The technical specifics behind those might not be fundamental, so we don’t need to bother our users with them. But these fundamental things should be up front and center.
Finally, there’s this one.
Addressing a problem in the abstract became a crutch.
I stopped doing it years ago, fortunately, but didn’t put a name to it until recently, when I listened to a sensational talk by Bruce Lawson on accessibility, standards and more importantly, the effect of our platform choices on people. I’m not going to repeat his whole thing, but I strongly recommend you watch it.
Because I started this talk mentioning the people I was building software for, but then left that aside. That is emblematic of a lot of projects I ran.
To directly quote one of Bruce’s points:
You need to see people, not problems.
Censorship is a problem. Frictionless money transfer is a problem.
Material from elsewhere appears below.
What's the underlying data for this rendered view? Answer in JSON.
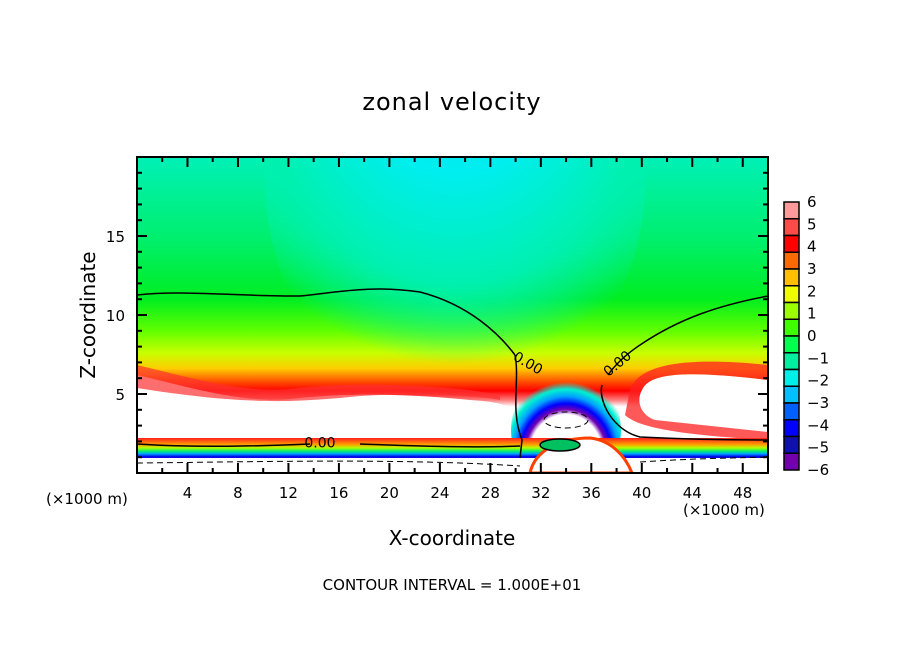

A dependence on central authorities is a problem.
And I know, it’s preferable to solve problems than to just build cool tech because nobody has built it before.
But you need to keep in mind who will be using this tech, whose problem you will be solving, because in the end their actual day to day situations are different.
We need to remember that we are in no small way privileged, if for no other reason that we know more about these technologies than the people who will be consuming them.
How those problems manifest for us here, those of us who can afford to come to Paris for a conference, is different from how they manifest for other people.
People in a country whose mining hardware might be confiscated if the government realizes they have it.
People working abroad, tired, just trying to send money back home regularly, more concerned about the chunk that the Western Union fee takes out than about a (for them) academic degree of decentralization.
People like my parents, unaware of the size of the truck that’s about to hit them, trying to figure out what to do when their money is worth less every day and their debt increases automagically.
This is no longer about waiting for people to grow up with digital money or decentralized applications. There’s no massive contingent out there opposing this anymore. It will happen.
There are situations where people have an immediate and pressing incentive to make a switch, where switching is very much an issue of life and death, like in Carlos’ case in Venezuela.
Those will be the easy sells.
But there are also the insidious cases, the situations where it could help people who don’t yet realize how bad things are going to get.
In those cases, people will make the switch to a new system early only if it is easy for them to do so.
Even if the thing that underlies this system might be the future.
Chances are, what you are working on is that future.
I’m not saying this to pump you up, or encourage you, or embolden you.
I’m saying this to put the fear of god into you.
If this is the future… People are going to end up living with the decisions you make.
Because I’m more and more convinced that we can’t afford to wait until crypto and decentralization creep into the general consciousness to sort these things out.
Someone will eventually figure out enough usability issues and users will flock in. Most of them will stay with the first solution that actually solves their problems in an easy-to-understand manner.
And if it is not you… well, there’s Facebook.
They already have a massive installed base. There is such a thing as inertia.
And as a privacy advocate, that is terrifying.
You will need to out-execute them, because it doesn’t matter how technically superior, uncensorable or more decentralized other solutions are, the code is not the only thing.
And I believe that a key part of this is to make sure your users understand your tool better than what they feel they understand anything else.
You will need to keep your users happier than they keep them.
So please, make sure that whatever decisions you make, help them understand the truth of whatever it is you have built.